Aliou Sow Mardi, 26 Mars 2013 16:54
Dans un rapport publié en marge des travaux de la 22e session du Haut-Commissariat aux Droits de l’Homme qui s’est tenue à Genève, la Guinée est mise à l’index pour les violations des Droits humains enregistrés en 2012 dans le pays. Une situation qui illustre un dysfonctionnement au niveau de l’appareil judiciaire, qui peine à trouver ses marques.
C’est dans sa « résolution 19/30, que le Conseil des Droits de l’homme a invité le Haut-Commissariat des Nations Unies aux Droits de l’homme à lui faire rapport à sa vingt-deuxième session sur la situation des droits de l’homme et les activités du Haut-Commissariat en Guinée en 2012. » Dans la foulée, ce rapport revient pas à pas sur « l’évolution de la situation des droits de l’homme au regard des défis contextuels et structurels identifiés dans le précédent rapport ». Il note en même temps « les initiatives prises par le gouvernement pour donner suite aux recommandations de la Haut-Commissaire et se conformer aux obligations internationales des droits de l’homme qu’il s’est volontairement engagé à respecter », précise le document. Qui fait mention du fait que « la situation des droits de l’homme demeure préoccupante en Guinée ». Pour la simple raison qu’elle se caractériserait par « les violations de droits de l’homme, qui sont d’une part liées à des problèmes d’ordre structurels comme l’impunité, et sont d’autre part générées par le contexte politique tendu », souligne le rapport.

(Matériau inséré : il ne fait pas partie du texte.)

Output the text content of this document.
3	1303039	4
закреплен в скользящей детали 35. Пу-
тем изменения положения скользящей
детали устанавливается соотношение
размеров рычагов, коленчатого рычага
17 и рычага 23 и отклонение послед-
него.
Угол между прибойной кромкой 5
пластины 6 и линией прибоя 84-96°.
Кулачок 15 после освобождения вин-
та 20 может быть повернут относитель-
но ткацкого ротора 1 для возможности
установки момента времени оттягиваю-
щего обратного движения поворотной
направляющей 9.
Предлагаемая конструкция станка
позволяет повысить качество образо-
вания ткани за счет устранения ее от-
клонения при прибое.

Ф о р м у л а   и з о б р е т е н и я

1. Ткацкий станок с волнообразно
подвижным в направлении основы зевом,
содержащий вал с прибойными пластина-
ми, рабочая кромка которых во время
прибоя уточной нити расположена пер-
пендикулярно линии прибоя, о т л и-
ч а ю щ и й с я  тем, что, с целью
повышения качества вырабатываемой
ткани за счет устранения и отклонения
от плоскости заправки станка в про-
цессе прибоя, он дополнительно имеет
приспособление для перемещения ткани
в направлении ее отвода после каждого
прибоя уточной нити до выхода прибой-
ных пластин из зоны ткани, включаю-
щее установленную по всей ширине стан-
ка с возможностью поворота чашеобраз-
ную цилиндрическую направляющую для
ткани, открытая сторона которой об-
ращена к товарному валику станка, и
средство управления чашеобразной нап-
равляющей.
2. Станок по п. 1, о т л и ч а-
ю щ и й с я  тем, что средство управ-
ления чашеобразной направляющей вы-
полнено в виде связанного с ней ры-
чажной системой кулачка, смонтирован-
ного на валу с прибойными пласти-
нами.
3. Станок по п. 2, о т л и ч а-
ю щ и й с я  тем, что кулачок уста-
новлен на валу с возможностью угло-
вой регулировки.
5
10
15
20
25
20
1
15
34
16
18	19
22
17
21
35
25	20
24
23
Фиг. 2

Les concepteurs de ce rapport pointent du doigt le fait que « les élections législatives qui auraient dû mettre fin à la transition n’ont pas eu lieu faute de consensus ». Ce retard selon eux a freiné « l’adoption des réformes nécessaires pour répondre aux causes profondes de ces violations. Les principaux sujets de préoccupations concernent les violences politiques, notamment la répression des manifestations publiques ; les cas d’atteinte à l’intégrité physique et actes de torture ; la persistance de l’impunité, particulièrement celles des forces en charge de la sécurité. » En outre, le rapport « note de faibles progrès dans la mise en œuvre des actions prioritaires du gouvernement qui ont eu pour effet de freiner la restauration de l’Etat de droit ; en particulier, le retard pris dans l’amorce du processus de réconciliation nationale à travers l’organisation des consultations nationales, la lenteur des poursuites engagées contre les auteurs des violations graves des droits de l’homme, et l’absence de progrès dans la mise en place d’une institution nationale indépendante des droits de l’homme. » Parmi les actes posés par le gouvernement en 2012 allant dans le sens de l’amélioration du secteur des droits de l’homme, le rapport cite la création d’un ministère des Droits de l’homme et des libertés publiques. Et fait mention de la suite donnée « à la recommandation de la Haut-Commissaire d’intégrer les droits de l’homme dans la réforme du secteur de la sécurité ».
Comme on le voit, les droits de l’homme sont toujours bafoués en Guinée. Et les événements malheureux enregistrés suite à la marche organisée par l’opposition illustrent cet état de fait. Les forces de sécurité ayant été indexées pour des exactions commises sur des populations civiles, par l’opposition. Le gouvernement a promis l’ouverture d’une enquête pour faire toute la lumière sur ces incidents. Mais chez de nombreux citoyens, le doute s’est installé concernant cette enquête, vu que le gouvernement d’Alpha Condé n’arrive pas à se départir de certaines pratiques qui avaient cours sous les régimes précédents.
Cela porte sur l’impunité et la corruption. Il conviendrait de rappeler que ces manifestations de rue s’étaient soldées par 10 morts dont un policier.
Près de 200 personnes ont eu recours à des soins suite à des blessures infligées dans la majeure partie des cas par des jets de pierres et par balles, durant ces folles journées. Ce rapport tombe à point nommé, et pourrait certainement appeler de la part des autorités, notamment celles de la Justice, un peu d’effort dans la protection des populations contre des violences parfois meurtrières.